Tuesday, September 30, 2008

A reversal of parties

There has been an obvious trend of politicians at least paying lip service to the idea of pushing policies, not partisanship, but has anyone noticed a virtual shift of ideological positions from the two parties?

Consider the issue of the legalization of marijuana. Many local governments legislate to decriminalize it, but the official federal law is that there is no legitimate medical use for marijuana. The United States federal government actually holds a patent for medical marijuana, but they don't let that contradiction get in the way of any sane policy. The so-called Republican position is to crack down on marijuana, but this directly clashes with what should be a deeper ideological philosophy, states' rights.

Rarely do governments legislate for more freedom, but the state of California effectively decriminalized marijuana with California Proposition 215 and California Senate Bill 420. In spite of this, the federal government still carries on Nixon's poisonous legacy of raiding medical marijuana dispensaries in California. Charlie Lynch was found guilty on all counts in August, and is scheduled to be sentenced next week. If this is appeals all the way up to the Supreme Court, Scalia would need to employ the most convoluted and intellectually dishonest legal reasoning to confuse himself enough to justify his flagrant inconsistency. On the other side of it, Democratic philosophy holds that big government is a cure for social ills like tobacco consumption, and yet the left advocates for the legalization of marijuana. How is it desirable to socially engineer people away from tobacco, but alright to let them use marijuana? The inconsistency from the Democrats is just as mind-boggling as the inconsistency from the Republicans.

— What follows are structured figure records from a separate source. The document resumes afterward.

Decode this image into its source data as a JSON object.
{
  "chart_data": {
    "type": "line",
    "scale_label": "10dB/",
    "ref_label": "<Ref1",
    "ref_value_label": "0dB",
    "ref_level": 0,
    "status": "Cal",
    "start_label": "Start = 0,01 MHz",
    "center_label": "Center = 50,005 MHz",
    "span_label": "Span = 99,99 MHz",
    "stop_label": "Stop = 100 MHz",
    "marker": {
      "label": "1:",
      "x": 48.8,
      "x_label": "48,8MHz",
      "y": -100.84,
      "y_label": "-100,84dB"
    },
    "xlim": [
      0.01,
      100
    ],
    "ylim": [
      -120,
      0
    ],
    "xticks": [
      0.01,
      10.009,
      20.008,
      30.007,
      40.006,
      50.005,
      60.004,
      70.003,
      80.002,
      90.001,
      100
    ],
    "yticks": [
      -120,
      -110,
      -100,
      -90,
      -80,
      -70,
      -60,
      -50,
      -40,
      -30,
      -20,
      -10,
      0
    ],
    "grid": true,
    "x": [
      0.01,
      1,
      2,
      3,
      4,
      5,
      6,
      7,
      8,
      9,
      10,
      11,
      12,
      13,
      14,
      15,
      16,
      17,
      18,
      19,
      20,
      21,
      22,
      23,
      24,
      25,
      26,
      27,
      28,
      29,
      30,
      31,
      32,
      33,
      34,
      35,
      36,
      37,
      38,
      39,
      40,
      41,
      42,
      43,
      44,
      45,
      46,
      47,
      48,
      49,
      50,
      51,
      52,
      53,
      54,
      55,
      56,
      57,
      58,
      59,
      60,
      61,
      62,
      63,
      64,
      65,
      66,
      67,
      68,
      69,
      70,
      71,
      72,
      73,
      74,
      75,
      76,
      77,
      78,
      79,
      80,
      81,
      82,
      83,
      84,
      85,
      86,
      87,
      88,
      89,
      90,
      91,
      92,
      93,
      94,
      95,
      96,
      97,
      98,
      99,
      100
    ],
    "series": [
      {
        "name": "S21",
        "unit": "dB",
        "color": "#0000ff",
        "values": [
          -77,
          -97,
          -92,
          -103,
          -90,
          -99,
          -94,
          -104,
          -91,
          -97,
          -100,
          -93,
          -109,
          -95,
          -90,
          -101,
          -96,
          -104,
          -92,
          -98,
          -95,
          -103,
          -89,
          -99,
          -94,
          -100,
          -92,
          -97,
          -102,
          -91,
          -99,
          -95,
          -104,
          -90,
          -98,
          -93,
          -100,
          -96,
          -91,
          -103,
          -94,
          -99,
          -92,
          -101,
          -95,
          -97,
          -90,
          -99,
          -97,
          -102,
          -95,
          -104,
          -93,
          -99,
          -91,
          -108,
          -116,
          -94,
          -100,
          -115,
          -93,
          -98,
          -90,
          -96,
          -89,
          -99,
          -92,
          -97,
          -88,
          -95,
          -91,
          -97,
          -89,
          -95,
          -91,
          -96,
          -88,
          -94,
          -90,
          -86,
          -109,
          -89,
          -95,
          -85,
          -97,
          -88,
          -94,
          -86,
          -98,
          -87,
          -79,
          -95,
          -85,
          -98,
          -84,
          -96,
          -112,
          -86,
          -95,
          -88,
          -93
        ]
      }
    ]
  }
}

Now we have left-wingers who preach the virtues of socialism as a political ideal, and they hate those capitalist corporations, but when those corporations fail, they want to throw taxpayer money at them to prop them up! At least the Republicans in Congress had the sense enough to oppose the bailouts yesterday, but there's still a troublesomely high amount of support for the bailouts from the conservative buzz, on the grounds that some financial institutions are too big to fail, or that even though big government caused the problems, big government is needed to fix it. Of course, it's no surprise that there would be plenty of conservative support for the bailouts. Why would a party that's so irrational regarding social freedom and religiosity take any such rational approach to free markets? The Republicans have no philosophy at all, just a mishmash of horrible ideas.

Both of the parties are aquaria of cognitive dissonance.